Reviewed April 2016
Philip Dombowsky, Archivist
National Gallery of Canada Library and Archives
http://janbrueghel.net is an open access online resource featuring a comprehensive list of paintings and drawings by the Flemish artist Jan Brueghel the Elder (1568-1625), his workshop, and his imitators. In its current form the site includes entries on 765 paintings, 363 drawings, and a small number of oil sketches and prints. Along with the database of works, the site features a short biographical overview of Brueghel’s life, an extensive bibliography, a note regarding the purpose and development of the site, and a list of the team members responsible for the site’s creation.

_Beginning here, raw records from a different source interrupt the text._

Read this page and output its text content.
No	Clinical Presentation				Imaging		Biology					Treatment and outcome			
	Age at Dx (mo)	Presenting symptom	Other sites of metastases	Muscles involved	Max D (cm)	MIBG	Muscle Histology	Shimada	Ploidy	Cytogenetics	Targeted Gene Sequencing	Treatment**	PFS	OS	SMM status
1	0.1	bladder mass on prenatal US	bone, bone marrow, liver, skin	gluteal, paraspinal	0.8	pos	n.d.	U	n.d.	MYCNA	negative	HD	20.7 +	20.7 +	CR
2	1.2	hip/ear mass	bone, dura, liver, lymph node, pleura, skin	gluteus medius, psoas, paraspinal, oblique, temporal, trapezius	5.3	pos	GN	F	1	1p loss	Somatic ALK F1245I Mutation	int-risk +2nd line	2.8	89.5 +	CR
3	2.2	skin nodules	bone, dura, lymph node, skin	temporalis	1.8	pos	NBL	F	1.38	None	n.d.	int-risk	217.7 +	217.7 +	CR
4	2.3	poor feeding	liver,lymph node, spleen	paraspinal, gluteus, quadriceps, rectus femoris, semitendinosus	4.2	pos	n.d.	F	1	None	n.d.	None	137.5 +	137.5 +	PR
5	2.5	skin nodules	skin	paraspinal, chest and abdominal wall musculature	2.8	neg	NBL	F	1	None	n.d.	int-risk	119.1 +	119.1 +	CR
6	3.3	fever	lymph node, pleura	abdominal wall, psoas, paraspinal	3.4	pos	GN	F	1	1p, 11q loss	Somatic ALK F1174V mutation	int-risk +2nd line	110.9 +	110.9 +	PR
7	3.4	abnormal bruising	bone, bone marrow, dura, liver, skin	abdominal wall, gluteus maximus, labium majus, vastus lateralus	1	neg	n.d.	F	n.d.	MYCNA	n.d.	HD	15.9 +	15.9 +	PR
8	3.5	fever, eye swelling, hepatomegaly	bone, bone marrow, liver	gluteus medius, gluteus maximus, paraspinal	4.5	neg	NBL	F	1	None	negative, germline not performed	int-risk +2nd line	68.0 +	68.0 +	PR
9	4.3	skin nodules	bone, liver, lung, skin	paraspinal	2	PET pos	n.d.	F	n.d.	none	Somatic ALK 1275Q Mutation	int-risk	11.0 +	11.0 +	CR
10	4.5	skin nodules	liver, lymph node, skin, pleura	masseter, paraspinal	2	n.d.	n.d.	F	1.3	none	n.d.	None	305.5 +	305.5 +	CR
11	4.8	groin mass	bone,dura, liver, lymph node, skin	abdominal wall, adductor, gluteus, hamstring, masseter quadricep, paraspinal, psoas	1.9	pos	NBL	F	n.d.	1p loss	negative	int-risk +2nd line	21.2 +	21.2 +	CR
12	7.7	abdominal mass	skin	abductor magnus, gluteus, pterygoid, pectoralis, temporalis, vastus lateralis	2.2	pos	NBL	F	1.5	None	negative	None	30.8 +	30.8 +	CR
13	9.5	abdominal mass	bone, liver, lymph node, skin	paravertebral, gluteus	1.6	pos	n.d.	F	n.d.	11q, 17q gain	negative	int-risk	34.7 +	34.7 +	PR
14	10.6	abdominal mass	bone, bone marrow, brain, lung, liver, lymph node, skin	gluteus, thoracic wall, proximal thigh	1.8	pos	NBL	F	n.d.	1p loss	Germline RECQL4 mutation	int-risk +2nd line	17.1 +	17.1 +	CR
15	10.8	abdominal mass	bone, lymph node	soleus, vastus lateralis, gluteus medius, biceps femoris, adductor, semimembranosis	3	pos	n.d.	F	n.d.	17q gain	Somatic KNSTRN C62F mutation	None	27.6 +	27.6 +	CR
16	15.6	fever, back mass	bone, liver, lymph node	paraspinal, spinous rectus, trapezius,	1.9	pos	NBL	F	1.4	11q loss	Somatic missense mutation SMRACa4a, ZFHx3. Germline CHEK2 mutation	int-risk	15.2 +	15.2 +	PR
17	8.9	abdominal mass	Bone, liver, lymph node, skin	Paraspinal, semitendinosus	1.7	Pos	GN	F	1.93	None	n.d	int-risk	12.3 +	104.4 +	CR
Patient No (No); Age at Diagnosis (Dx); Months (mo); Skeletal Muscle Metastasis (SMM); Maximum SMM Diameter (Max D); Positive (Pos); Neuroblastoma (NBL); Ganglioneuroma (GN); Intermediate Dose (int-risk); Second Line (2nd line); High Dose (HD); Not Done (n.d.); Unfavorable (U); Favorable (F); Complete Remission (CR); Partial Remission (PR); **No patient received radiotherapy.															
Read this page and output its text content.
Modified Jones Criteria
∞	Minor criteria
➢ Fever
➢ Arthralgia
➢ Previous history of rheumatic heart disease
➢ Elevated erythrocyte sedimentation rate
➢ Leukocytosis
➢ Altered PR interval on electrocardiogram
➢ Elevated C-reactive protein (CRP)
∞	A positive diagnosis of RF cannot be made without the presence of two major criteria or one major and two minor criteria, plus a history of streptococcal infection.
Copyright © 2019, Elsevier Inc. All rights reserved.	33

Initiated in 2011 by Dr. Elizabeth Honig, Associate Professor of Art History at the University of California, Berkeley, the Jan Brueghel website is primarily aimed at scholars, curators, and collectors. It is part of a more ambitious project that will produce similar online catalogues raisonnés for other members of the Brueghel family. Dr. Honig has written extensively on seventeenth century Dutch and Flemish painting, including articles for Burlington Magazine and the Nederlands kunsthistorisch jaarboek, and her expertise in this area is evident in the high level of scholarship conveyed throughout the entries.
While visitors to the site are not required to login to access the resource, there is a registration option for researchers who wish to add information on works in the database and who have been cleared to participate by the site’s administrators. Each comment added is automatically signed so visitors know who has provided specific content. This collaborative (or wiki) aspect is a key feature of the site and means that, unlike catalogues raisonnés in print, it can be updated at a moment’s notice as new information on the artist comes available. This includes new insights regarding the attribution of works, a long-standing area of contention for Brueghel scholars.
As well as being an indispensable scholarly resource, the Brueghel site is exemplary in terms of design, incorporating navigational features that allow users to access the richness of the site’s content quickly and with relative ease. In addition to multiple browsing avenues, the home page offers both basic keyword and advanced search options. Selecting the advanced option opens a dedicated page where users are able to search by title keyword, date, medium, genre, prescribed tags, location (country), and attribution, or any combination of these. The only attribute I would add to this page is a field to allow users to search for works based on past or current owners.
Search results are displayed in the form of thumbnails accompanied by basic information such as title, dimensions, support, and location. Selecting a thumbnail opens a dedicated page for that work, which includes an image and standard metadata such as dimensions, support, genre, collaborators, and attribution. The quality of the images presented in the database is generally very good, however, to the site’s detriment, there are no built-in magnification or zoom options.
Each page includes a separate section for provenance information, exhibition history, bibliographical sources, and related works, along with a discussion area that allows registered users to add comments. The layout of the dedicated pages presents information in a logical fashion and is consistent for each listed object. The single deficiency of the various entries is the lack of contextual information provided for each work. This will hopefully be addressed in time as more registered users add comments to the discussion area.
An assessment of the Jan Brueghel site invariably invites comparison with the monumental four-volume catalogue raisonné by Klaus Ertz, Jan Brueghel der Ältere (1568-1625): kritischer Katalog der Gemälde (Luca, 2008), which is currently regarded as the definitive source on the artist. Catalogues raisonnés such as those produced by Ertz are prohibitively expensive and generally only available to a select group of libraries. They are also bound by time insofar as any new discoveries and scholarship gathered by the author generally lie dormant awaiting the publication of a new edition. The Brueghel website, featuring a high standard of scholarship, elegant and effective design, easy and broad accessibility, and the possibility of collaboration, is a model that I’m hopeful other catalogue raisonné projects will embrace. The wiki feature is particularly enticing and if scholars and curators are inclined to share their findings on the artist (the verdict on this is still out), the open access and collaborative online catalogue raisonné has a very bright future.